06/01/2026
Siate imperfetti.
Cari ragazzi, care ragazze, quest’anno vi auguro di non essere i migliori.
Non vi auguro di spiccare, di essere perfetti, di far colpo su tutti, di diventare l’esempio. Vi auguro, invece, una cosa molto più importante: vi auguro di liberarvi. Sì, proprio così: liberarvi da quella prigione che si chiama perfezione.
Perché voglio dirvelo chiaro e tondo: la perfezione è un inganno. Una trappola. Una bugia confezionata bene, venduta ovunque come obbligatoria: ogni giorno qualcuno vi dice che dovete essere i migliori, che dovete superare voi stessi, che dovete raggiungere obiettivi, alzare l’asticella, competere, dimostrare qualcosa.
Ma sapete qual è una verità? La perfezione non esiste. È un falso, come le riproduzioni della Gioconda che trovate negli hotel.
Ecco, a proposito della Gioconda: lo sapevate che Leonardo non l’ha mai davvero finita? Che se l’è portata dietro per tutti gli ultimi anni della sua vita, aggiungendo una pennellata di qua, una di là, ma senza mai completarla del tutto?
E poi, se la guardate bene, è piena zeppa di imperfezioni: il paesaggio sullo sfondo che sono in realtà due paesaggi diversi; il volto asimmetrico che per metà sorride e per metà no; le mani gigantesche sproporzionate al resto del corpo. La Gioconda, voglio dire. Incompleta. Imperfetta. Ed è il dipinto più famoso del mondo.
I social sono lì tutti i giorni a imporvi modelli di bellezza irraggiungibili; vite irraggiungibili; carriere, amori, amicizie, tutto irrealizzabile.

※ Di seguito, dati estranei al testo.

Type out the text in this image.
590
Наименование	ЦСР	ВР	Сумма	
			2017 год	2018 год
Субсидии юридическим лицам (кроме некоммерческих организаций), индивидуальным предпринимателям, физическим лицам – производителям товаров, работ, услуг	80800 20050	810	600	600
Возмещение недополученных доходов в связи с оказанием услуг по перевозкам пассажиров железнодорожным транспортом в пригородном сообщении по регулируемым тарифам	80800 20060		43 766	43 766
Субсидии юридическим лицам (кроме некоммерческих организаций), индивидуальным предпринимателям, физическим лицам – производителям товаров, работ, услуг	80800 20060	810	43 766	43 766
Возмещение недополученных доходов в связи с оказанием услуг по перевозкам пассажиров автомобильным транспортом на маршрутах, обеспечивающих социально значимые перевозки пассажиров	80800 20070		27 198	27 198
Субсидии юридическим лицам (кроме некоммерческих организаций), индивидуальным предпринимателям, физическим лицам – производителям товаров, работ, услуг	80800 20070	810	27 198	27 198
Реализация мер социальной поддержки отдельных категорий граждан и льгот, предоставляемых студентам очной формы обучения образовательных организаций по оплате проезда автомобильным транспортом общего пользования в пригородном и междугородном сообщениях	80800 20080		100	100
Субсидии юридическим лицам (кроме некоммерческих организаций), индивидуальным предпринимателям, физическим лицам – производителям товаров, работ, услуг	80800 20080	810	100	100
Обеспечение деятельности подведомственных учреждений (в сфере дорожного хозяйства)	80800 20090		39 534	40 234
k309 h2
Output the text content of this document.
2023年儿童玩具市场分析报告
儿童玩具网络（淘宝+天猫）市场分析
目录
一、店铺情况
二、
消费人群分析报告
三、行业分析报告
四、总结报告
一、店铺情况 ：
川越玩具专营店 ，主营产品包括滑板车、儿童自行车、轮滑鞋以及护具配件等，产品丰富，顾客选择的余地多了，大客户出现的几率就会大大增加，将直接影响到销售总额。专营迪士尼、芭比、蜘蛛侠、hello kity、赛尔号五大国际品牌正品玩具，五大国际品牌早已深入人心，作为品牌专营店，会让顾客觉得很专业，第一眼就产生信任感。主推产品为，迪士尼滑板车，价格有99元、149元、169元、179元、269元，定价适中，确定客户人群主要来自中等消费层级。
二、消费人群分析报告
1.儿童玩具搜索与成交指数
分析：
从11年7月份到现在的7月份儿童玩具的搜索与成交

Che non siete perfetti, e mai lo sarete, è la più bella notizia che possiate avere. Che vi mancherà sempre uno zero virgola qualcosa per chiudere il vostro cerchio, significa che avrete sempre lasciato uno spazio al desiderio.
E la forza di desiderare è il più bel regalo che vi possiate mai fare.
Vi auguro di trovare il vostro passo: diverso da quello del mondo. Più lento, più veloce, non importa: ma che sia vostro.
Un giorno vi renderete conto che i rimpianti più grandi non si hanno per i momenti in cui non si è stati perfetti, ma per quelli in cui non si ha avuto il coraggio di essere veri.